Between lecture theatre and hardcore: why Emre Busse is calling for pornography to be established as a subject of study.
Pornography is more than just a wank template. It is political, culturally charged – and absolutely worthy of academic study.
Imagine you walk into a seminar room and the PowerPoint slide shows a hardcore clip. Not as a gag, not as a provocation, but as a starting point for an in-depth analysis of gender roles, power relations and representation. Welcome to the lecture by Emre Busse – the man who many now only call ‘Dr Porno’.
What sounds like a scandal to some is a serious academic approach for Busse. Pornography – this huge, billion-dollar, culturally powerful phenomenon – should get out of the dirty corner and into the universities. Because as Busse says: ‘What billions of people consume cannot be meaningless.’
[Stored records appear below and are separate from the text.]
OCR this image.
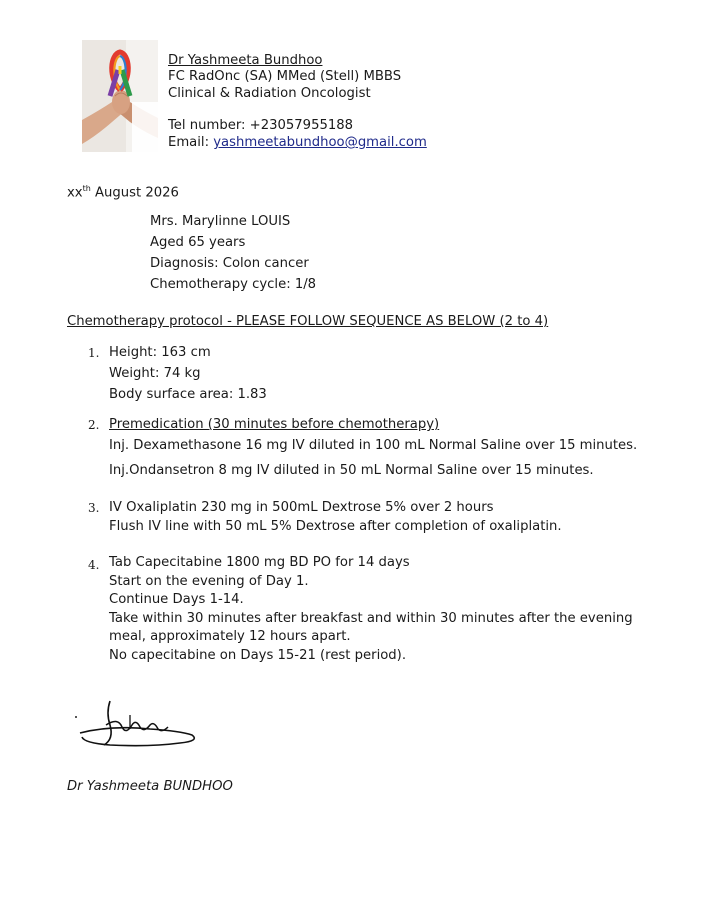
Dr Yashmeeta Bundhoo
FC RadOnc (SA) MMed (Stell) MBBS
Clinical & Radiation Oncologist
Tel number: +23057955188
Email: yashmeetabundhoo@gmail.com
$xx^{th}$ August 2026
Mrs. Marylinne LOUIS
Aged 65 years
Diagnosis: Colon cancer
Chemotherapy cycle: 1/8
Chemotherapy protocol - PLEASE FOLLOW SEQUENCE AS BELOW (2 to 4)
1. Height: 163 cm
Weight: 74 kg
Body surface area: 1.83
2. Premedication (30 minutes before chemotherapy)
Inj. Dexamethasone 16 mg IV diluted in 100 mL Normal Saline over 15 minutes.
Inj.Ondansetron 8 mg IV diluted in 50 mL Normal Saline over 15 minutes.
3. IV Oxaliplatin 230 mg in 500mL Dextrose 5% over 2 hours
Flush IV line with 50 mL 5% Dextrose after completion of oxaliplatin.
4. Tab Capecitabine 1800 mg BD PO for 14 days
Start on the evening of Day 1.
Continue Days 1-14.
Take within 30 minutes after breakfast and within 30 minutes after the evening
meal, approximately 12 hours apart.
No capecitabine on Days 15-21 (rest period).
Dr Yashmeeta BUNDHOO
From gay longing to academic rebellion
Born in Istanbul, queer, searching – Emre Busse found empowerment, not shame, in pornography. Gay, German-Turkish porn in particular gave him a sense of belonging. For him, it was not a dirty secret, but a source of identity. This personal experience ultimately led him to a scientific study of pornography – as a cultural asset, as a political tool, as an expression of lust and power.
Today, he lives in Berlin, teaches in Bremen and stirs up the university scene with provocative courses such as ‘Post-Pornography’. His lectures are packed, his style direct, queer-feminist and openly sex-positive. His message: analysing porn means understanding society.
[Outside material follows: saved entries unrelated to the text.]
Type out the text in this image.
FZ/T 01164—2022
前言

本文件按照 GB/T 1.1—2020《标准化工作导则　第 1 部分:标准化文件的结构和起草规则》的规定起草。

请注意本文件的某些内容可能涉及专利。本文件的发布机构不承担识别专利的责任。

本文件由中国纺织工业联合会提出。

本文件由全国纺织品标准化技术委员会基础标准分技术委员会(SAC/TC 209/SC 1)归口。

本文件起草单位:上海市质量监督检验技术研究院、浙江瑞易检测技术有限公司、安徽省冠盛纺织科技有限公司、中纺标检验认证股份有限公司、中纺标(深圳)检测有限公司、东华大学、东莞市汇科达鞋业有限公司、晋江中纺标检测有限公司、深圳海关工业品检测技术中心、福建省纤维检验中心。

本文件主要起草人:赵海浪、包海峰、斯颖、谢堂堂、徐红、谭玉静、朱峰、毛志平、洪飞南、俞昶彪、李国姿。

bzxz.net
Lust and science – no contradiction
Busse argues that pornography should be analysed like film, literature or music – with a view to aesthetics, narration, symbolism and social effects. His events are not about voyeuristic gawking, but about breaking down stereotypes, feminist criticism and queer utopias.
The lecture series ‘Critical Porn Studies’ organised by him at the University of Bremen was a complete success – and an affront to the academic mainstream. In addition to theoretical input, there were performances, artistic contributions and discussions about production conditions and ethical consumption. A space in which porn was not stigmatised, but deconstructed.
Between hate, hype and hope
Of course, ‘Dr Porno’ also provokes criticism – from the tabloid media, conservative voices and parts of the university bureaucracy. But Busse counters this with humour and clarity. His aim is not provocation for provocation’s sake. It is visibility, enlightenment, dialogue. And that takes courage – especially in a society that constantly talks about sex but hardly reflects on it.
He is part of a new generation of academics who are no longer afraid to bring their subjectivity, their lust and their history into the discourse. And in doing so, he is doing exactly what good science should do: Question the status quo.
Conclusion
Emre Busse puts porn on the agenda – where it is often most lacking: in critical, academic reflection. His nickname ‘Dr Porno’ may make you smile, but there is a serious project behind it. It’s about more than naked skin. It’s about visibility, diversity, criticism of power – and about no longer excluding lust when we talk about society.